Ivan and Pavel did the same, hooting, whistling. The woman didn’t react. She must have been used to this kind of treatment.
Papa leaned farther over. Ivan and Pavel crowded him in. And in that moment, Alexei finally understood what was happening.
“No, no, don’t,” Alexei said, rushing toward him. “Papa, step back. Step back now!”
Dmitri half turned, pushed Alexei hard against the wall, and mouthed,Stay back. Ivan and Pavel moved in closer, like advancing jackals.
Alexei lurched forward, trying to push Dmitri aside. Dmitri blocked his way. “Please, Papa. Get away from them!”
Pavel shouted, “Now!”
The vampires Karamazov started moving at once. Alexei lurched forward and found himself pushed against the railing as his three older brothers grabbed their father and started to hoist him up. A troika of murderers. Papa flailed and fought for purchase, but he had already leaned over too far. He was bowed outward, forward from the waist up, nearly clear of the protection of the awning.
“You bastards! Bastards!” he shrieked. “Help! Hey, help!”
A couple people looked up. A short man in a Jets T-shirt started tapping on his phone. A woman in a short denim skirt shouted, “Hey!” and began running toward the building and waved her arms. “Hey, someone call the cops!”
Alexei grappled with Dmitri, punching his shoulder with both fists. Dmitri shoved him hard; Alexei tumbled onto his backside and smacked the back of his head on the concrete. For a few seconds the bright world spun around, and his vision faded to gray with yellow dots.
Papa was yelling at the top of his lungs. Ivan was screaming, too: “You idiot! You selfish bastard! Die!”
Ears ringing, vision clouded, Alexei lunged at Dmitri’s legs. Dmitri kicked backward at him, shaking his head, bellowing, “Go inside! Get out of here!”
“Alyosha, save me!” his father shrieked. “Save me!”
All the rays of the sun gathered around Papa’s head like a halo.Or maybe his hair was catching on fire. The top of his head was less than an inch from the edge of the awning. One second, two, and it would be too late.
“God damn you all!” Papa shouted.
“Go inside, Lex! Pack our shit!” Pavel bellowed. “Get ready to run!”

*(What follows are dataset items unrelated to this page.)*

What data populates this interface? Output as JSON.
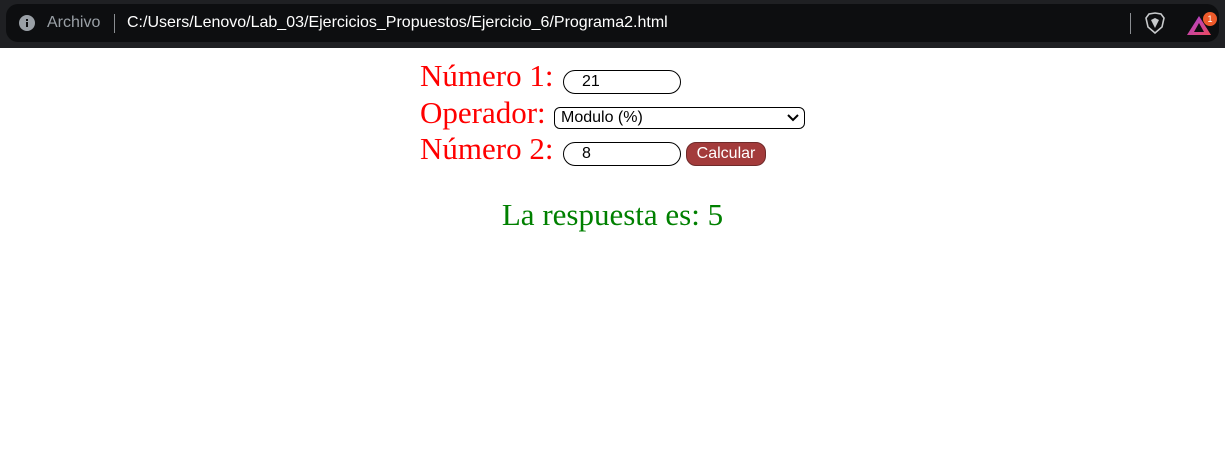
{
  "browser": {
    "security_label": "Archivo",
    "url": "C:/Users/Lenovo/Lab_03/Ejercicios_Propuestos/Ejercicio_6/Programa2.html",
    "rewards_badge": "1",
    "icons": [
      "info-icon",
      "brave-shields-icon",
      "brave-rewards-icon"
    ]
  },
  "form": {
    "numero1_label": "Número 1:",
    "numero1_value": "21",
    "operador_label": "Operador:",
    "operador_selected": "Modulo (%)",
    "numero2_label": "Número 2:",
    "numero2_value": "8",
    "calcular_label": "Calcular"
  },
  "result": {
    "text": "La respuesta es: 5"
  },
  "colors": {
    "label": "#ff0000",
    "result": "#008000",
    "button": "#a33b3b"
  }
}
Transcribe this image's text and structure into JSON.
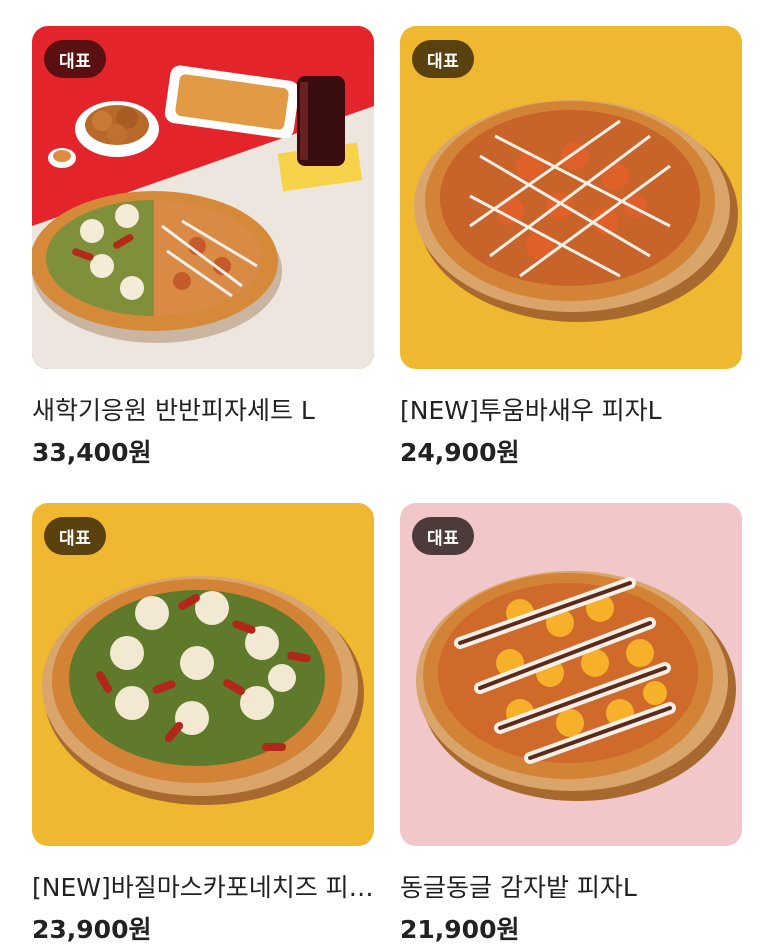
{
  "colors": {
    "badge_dark_red": "#5a1010",
    "badge_dark_olive": "#5a4210",
    "badge_dark_brown": "#4d3a3a",
    "bg_red": "#e3242b",
    "bg_yellow": "#f0b830",
    "bg_pink": "#f2c7c9",
    "crust": "#d98a3a",
    "board": "#c98d55"
  },
  "products": [
    {
      "badge": "대표",
      "name": "새학기응원 반반피자세트 L",
      "price": "33,400원",
      "image": "pizza-set-image"
    },
    {
      "badge": "대표",
      "name": "[NEW]투움바새우 피자L",
      "price": "24,900원",
      "image": "shrimp-pizza-image"
    },
    {
      "badge": "대표",
      "name": "[NEW]바질마스카포네치즈 피자L",
      "price": "23,900원",
      "image": "basil-pizza-image"
    },
    {
      "badge": "대표",
      "name": "동글동글 감자밭 피자L",
      "price": "21,900원",
      "image": "potato-pizza-image"
    }
  ]
}
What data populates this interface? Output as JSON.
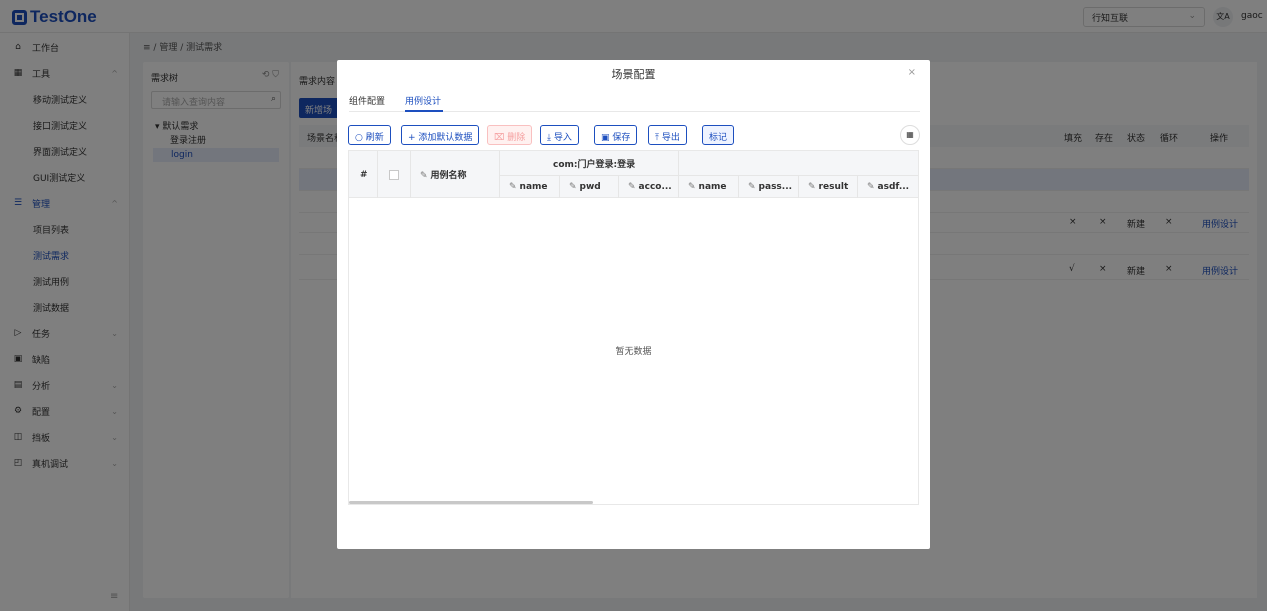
{
  "topbar": {
    "logo": "TestOne",
    "org": "行知互联",
    "lang_icon": "文A",
    "user": "gaoc"
  },
  "sidebar": {
    "items": [
      {
        "label": "工作台",
        "icon": "home-icon"
      },
      {
        "label": "工具",
        "icon": "grid-icon"
      },
      {
        "label": "移动测试定义"
      },
      {
        "label": "接口测试定义"
      },
      {
        "label": "界面测试定义"
      },
      {
        "label": "GUI测试定义"
      },
      {
        "label": "管理",
        "icon": "list-icon"
      },
      {
        "label": "项目列表"
      },
      {
        "label": "测试需求"
      },
      {
        "label": "测试用例"
      },
      {
        "label": "测试数据"
      },
      {
        "label": "任务",
        "icon": "send-icon"
      },
      {
        "label": "缺陷",
        "icon": "bug-icon"
      },
      {
        "label": "分析",
        "icon": "chart-icon"
      },
      {
        "label": "配置",
        "icon": "gear-icon"
      },
      {
        "label": "挡板",
        "icon": "panel-icon"
      },
      {
        "label": "真机调试",
        "icon": "device-icon"
      }
    ]
  },
  "breadcrumb": {
    "menu_icon": "≡",
    "sep": "/",
    "level1": "管理",
    "level2": "测试需求"
  },
  "tree": {
    "title": "需求树",
    "search_placeholder": "请输入查询内容",
    "root": "默认需求",
    "child1": "登录注册",
    "child2": "login"
  },
  "content": {
    "label": "需求内容",
    "new_button": "新增场",
    "header_name": "场景名称",
    "headers": [
      "填充",
      "存在",
      "状态",
      "循环",
      "操作"
    ],
    "rows": [
      {
        "fill": "×",
        "exist": "×",
        "status": "新建",
        "loop": "×",
        "action": "用例设计"
      },
      {
        "fill": "√",
        "exist": "×",
        "status": "新建",
        "loop": "×",
        "action": "用例设计"
      }
    ]
  },
  "modal": {
    "title": "场景配置",
    "close": "×",
    "tabs": [
      "组件配置",
      "用例设计"
    ],
    "toolbar": {
      "refresh": "刷新",
      "add_default": "添加默认数据",
      "delete": "删除",
      "import": "导入",
      "save": "保存",
      "export": "导出",
      "mark": "标记"
    },
    "table": {
      "col_index": "#",
      "col_case_name": "用例名称",
      "group_header": "com:门户登录:登录",
      "sub_cols": [
        "name",
        "pwd",
        "acco...",
        "name",
        "pass...",
        "result",
        "asdf..."
      ],
      "empty_text": "暂无数据"
    }
  }
}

“Oh, Lord Jesus Christ!” Alexei cried, flinging himself at his brothers, hitting, yanking at them. “Oh, God, my Father!” pummeling their backs and shoulders as they held Papa farther out and made ready to pitch him into the street. Was he burning? Was his face turning black? “Saint Sergius, on my soul!” He reached for Fyodor. “Papa! Papa!”
“Stop them!” Papa cried.
Then through all the yelling he heard a voice inside his head:Will you die for him?Oh, was it Christ who spoke? Was it the Lord?
“Yes,” Alexei said.
That drunken lout, the one who damned you—
“Yes!”
The demon who separated you from me?
“Yes! I will! I will die, I will die!” he yelled, raining fists down on Dmitri’s back. “Save him!”
Amen, said the voice.
The brilliant sunlight changed to washes of pink, light blue, lavender, swirls of soft color. The shouting faded and low church bells tolled. Images shifted, altered: his father stood out in bold relief, arms extended, but his brothers became cloudy, insubstantial. Alexei stretched his hands toward Fyodor Pavlovich. A strange pressure built in his shoulder blades, followed by a sharp release.